When my cousin recently passed, following a lengthy battle against cancer, her latest radiation treatments had a profound effect upon the pigmentation of her skin, giving it a decidedly dark bronze color. In the later years of Michael Jackson’s life, the singer wore heavy bronze toned make-up to disguise an affliction of his skin that lightened its color significantly. Though the cause is neither common nor healthy, skin color can change!
A clinic in Trinidad, Colo., is home to one of the few “gender reassignment” practices in the world. They change human genders, in a biological sense, on a daily basis. Obviously, biological gender can be changed.

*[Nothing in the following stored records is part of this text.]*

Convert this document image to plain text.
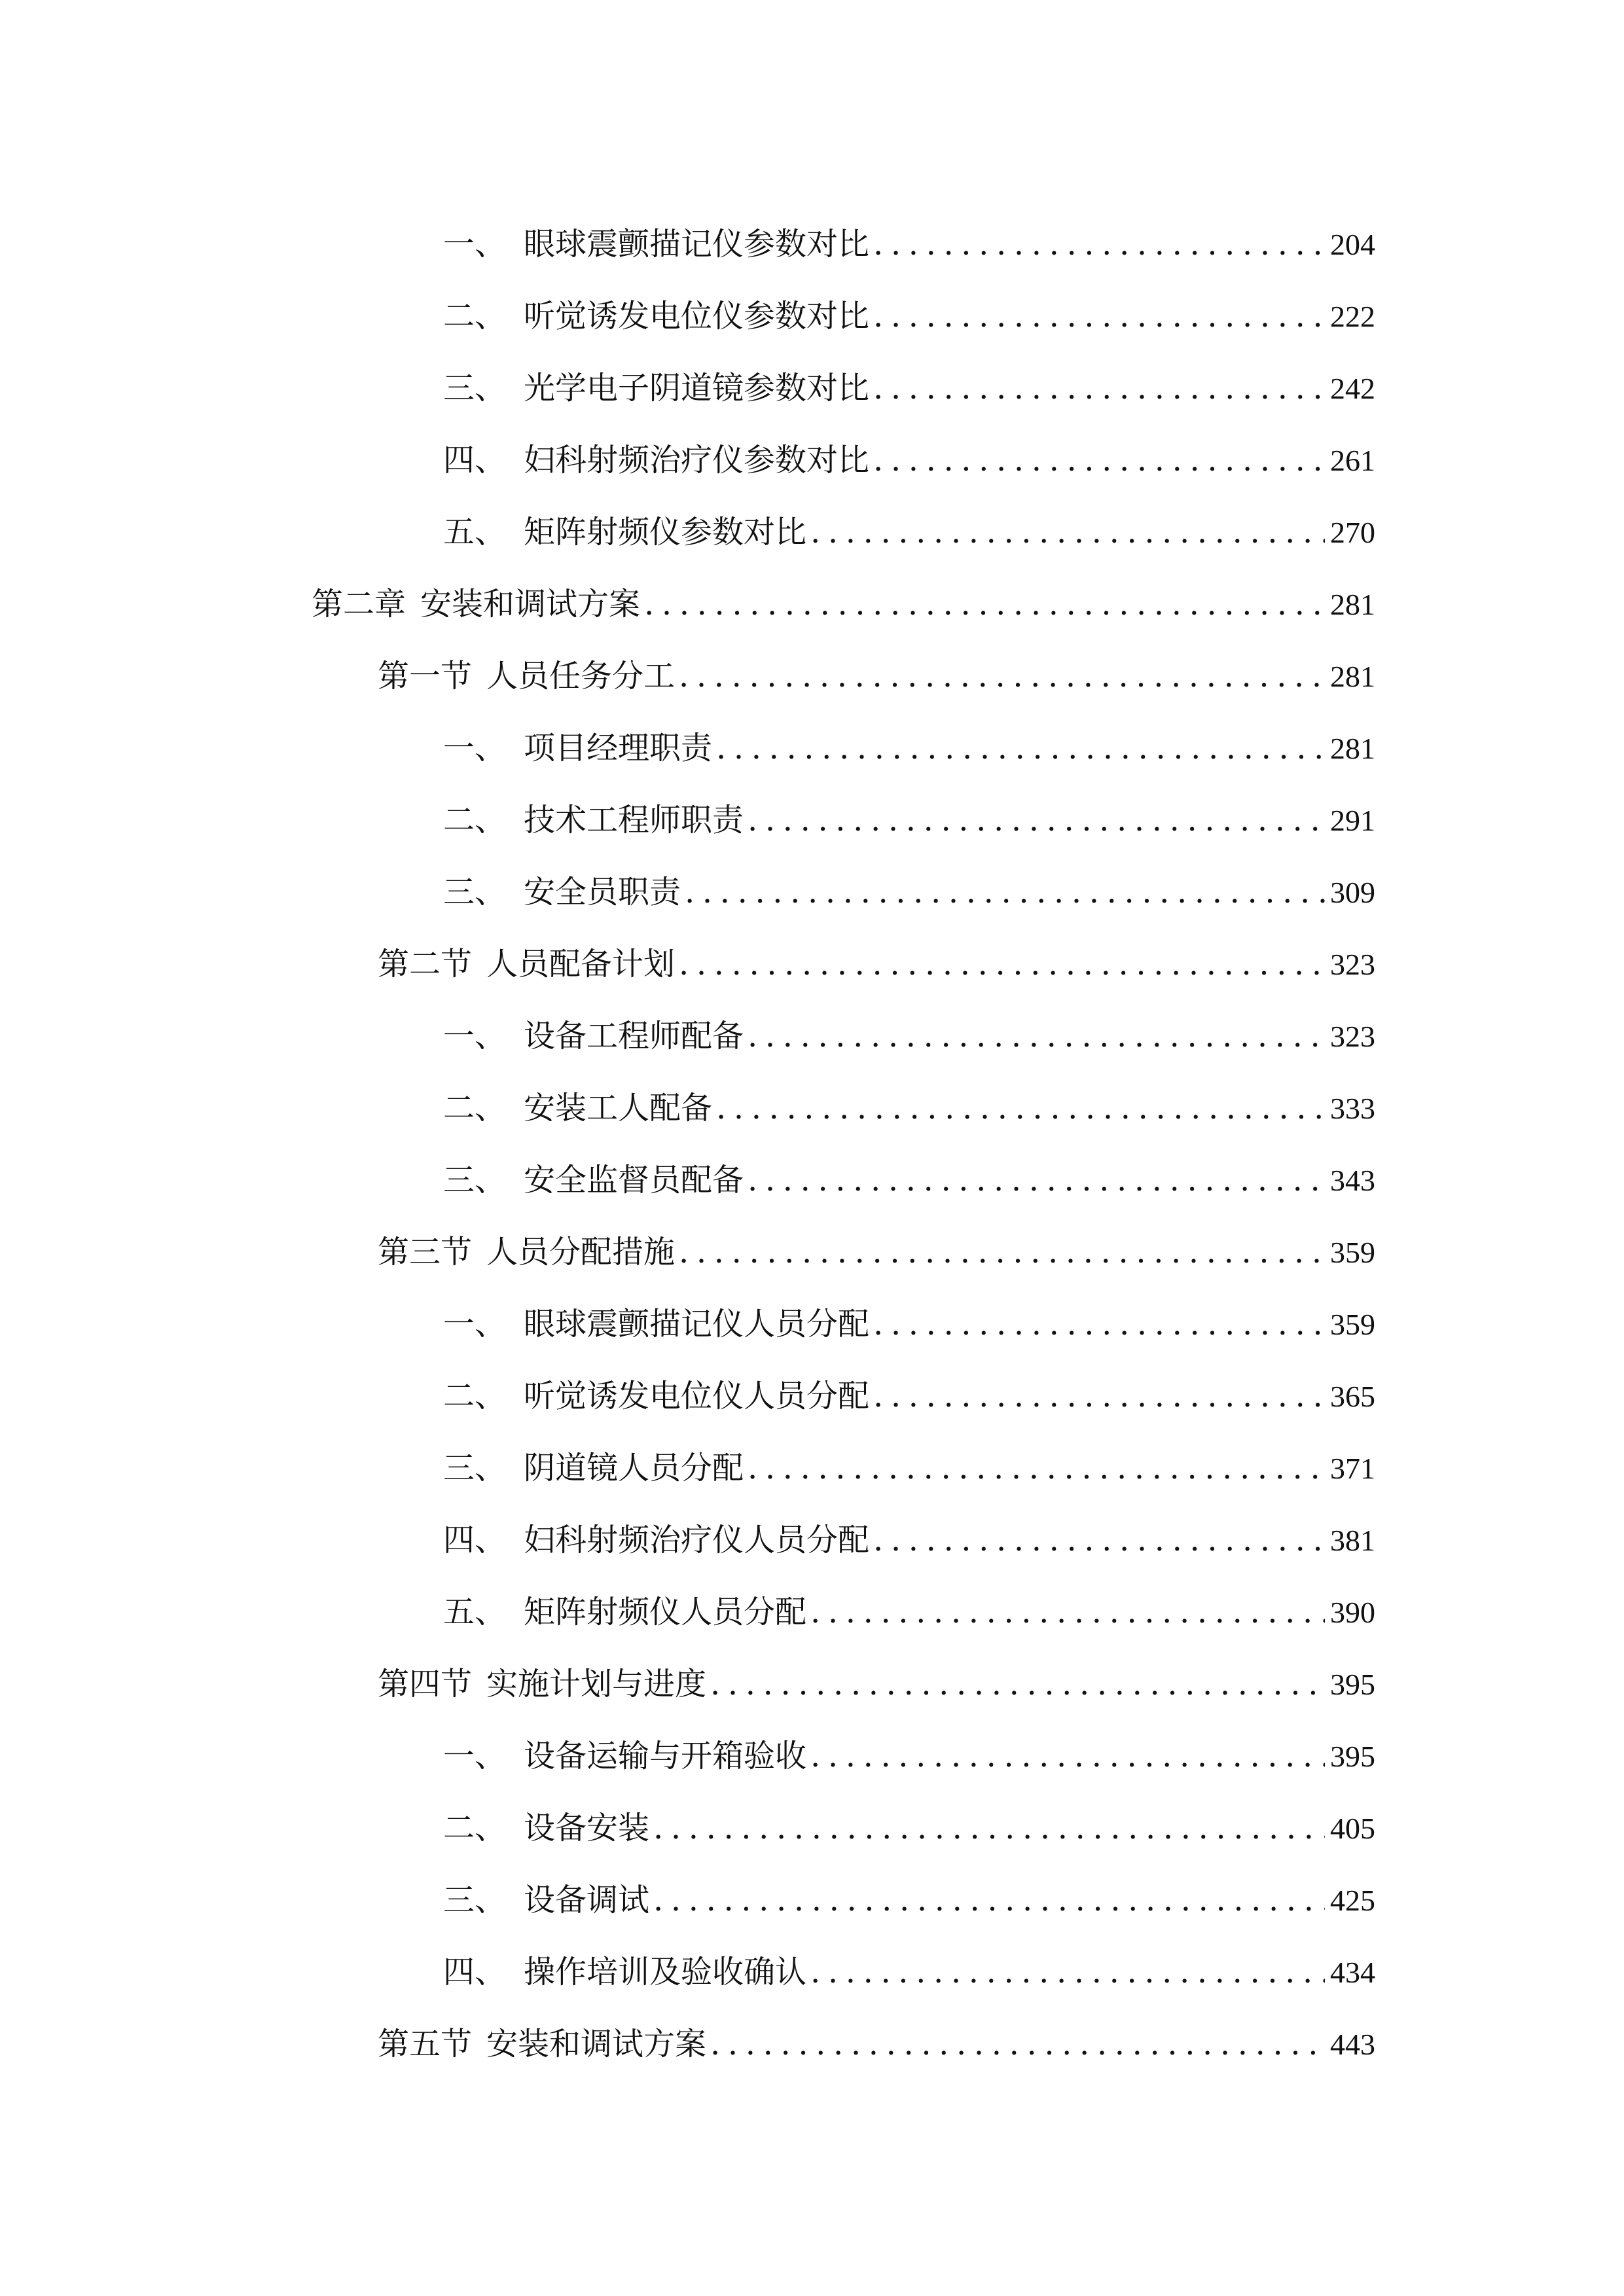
一、 眼球震颤描记仪参数对比 .....	204
二、 听觉诱发电位仪参数对比 .....	222
三、 光学电子阴道镜参数对比 .....	242
四、 妇科射频治疗仪参数对比 .....	261
五、 矩阵射频仪参数对比 .....	270
第二章 安装和调试方案 .....	281
第一节 人员任务分工 .....	281
一、 项目经理职责 .....	281
二、 技术工程师职责 .....	291
三、 安全员职责 .....	309
第二节 人员配备计划 .....	323
一、 设备工程师配备 .....	323
二、 安装工人配备 .....	333
三、 安全监督员配备 .....	343
第三节 人员分配措施 .....	359
一、 眼球震颤描记仪人员分配 .....	359
二、 听觉诱发电位仪人员分配 .....	365
三、 阴道镜人员分配 .....	371
四、 妇科射频治疗仪人员分配 .....	381
五、 矩阵射频仪人员分配 .....	390
第四节 实施计划与进度 .....	395
一、 设备运输与开箱验收 .....	395
二、 设备安装 .....	405
三、 设备调试 .....	425
四、 操作培训及验收确认 .....	434
第五节 安装和调试方案 .....	443
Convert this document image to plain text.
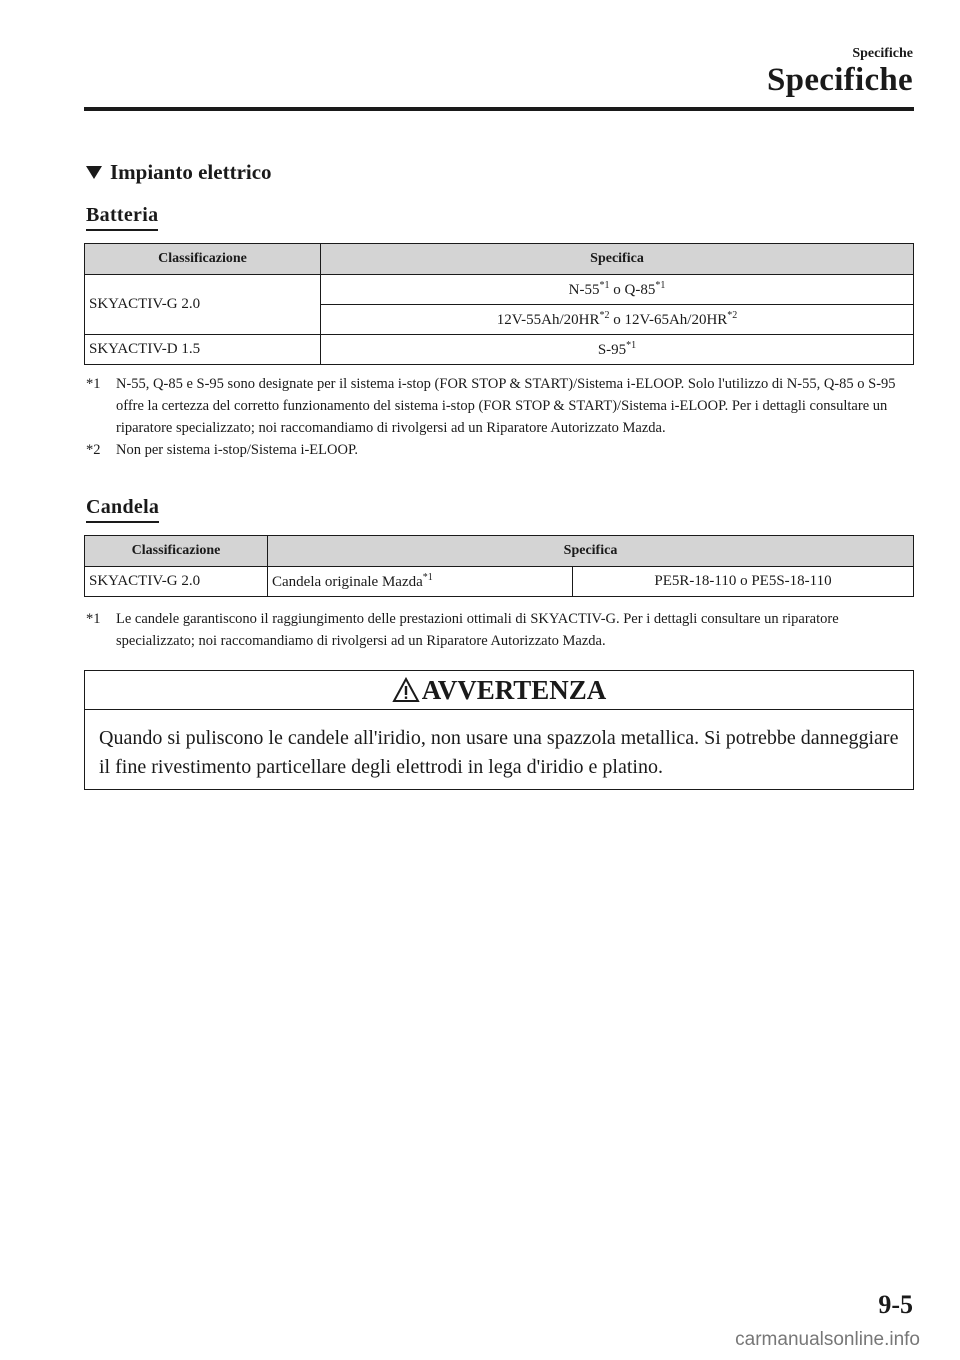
Specifiche
Specifiche
Impianto elettrico
Batteria
Classificazione	Specifica
SKYACTIV-G 2.0	N-55$^{*1}$ o Q-85$^{*1}$
	12V-55Ah/20HR$^{*2}$ o 12V-65Ah/20HR$^{*2}$
SKYACTIV-D 1.5	S-95$^{*1}$
*1	N-55, Q-85 e S-95 sono designate per il sistema i-stop (FOR STOP & START)/Sistema i-ELOOP. Solo l'utilizzo di N-55, Q-85 o S-95 offre la certezza del corretto funzionamento del sistema i-stop (FOR STOP & START)/Sistema i-ELOOP. Per i dettagli consultare un riparatore specializzato; noi raccomandiamo di rivolgersi ad un Riparatore Autorizzato Mazda.
*2	Non per sistema i-stop/Sistema i-ELOOP.
Candela
Classificazione	Specifica	
SKYACTIV-G 2.0	Candela originale Mazda$^{*1}$	PE5R-18-110 o PE5S-18-110
*1	Le candele garantiscono il raggiungimento delle prestazioni ottimali di SKYACTIV-G. Per i dettagli consultare un riparatore specializzato; noi raccomandiamo di rivolgersi ad un Riparatore Autorizzato Mazda.
AVVERTENZA
Quando si puliscono le candele all'iridio, non usare una spazzola metallica. Si potrebbe danneggiare il fine rivestimento particellare degli elettrodi in lega d'iridio e platino.
9-5
carmanualsonline.info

I would suggest that if these areas of life can be changed, there are no areas of life that cannot be changed. The excuse should not be, “I can’t change” but rather “I find it too difficult to change.”
That’s the point, isn’t it? Change is hard! When we are encouraged to make a change, we are never told how hard it is to do! We are told that all we have to do to change is just decide to do it.
A wise man told me that anytime someone uses the word “just” to describe a difficult action, it means they don’t have any idea and want you to stop asking them.
One of the most common “New Year’s Resolutions” is to lose weight and get in shape. Health club memberships are purchased most frequently in early January. By mid-February, most have given up. Why?
In the past eight months, after 40 years of failure, I have successfully lost 150 of the 260 pounds I need to lose. There are clearly seen causes for the newly found success, not regarding weight loss, but regarding change.
During the month of January, I intend to write about the process of change and what makes it so difficult to do. If you need to lose a substantial amount of weight, I can steer you in the right direction; but if you need to make any type of change, the process is the same.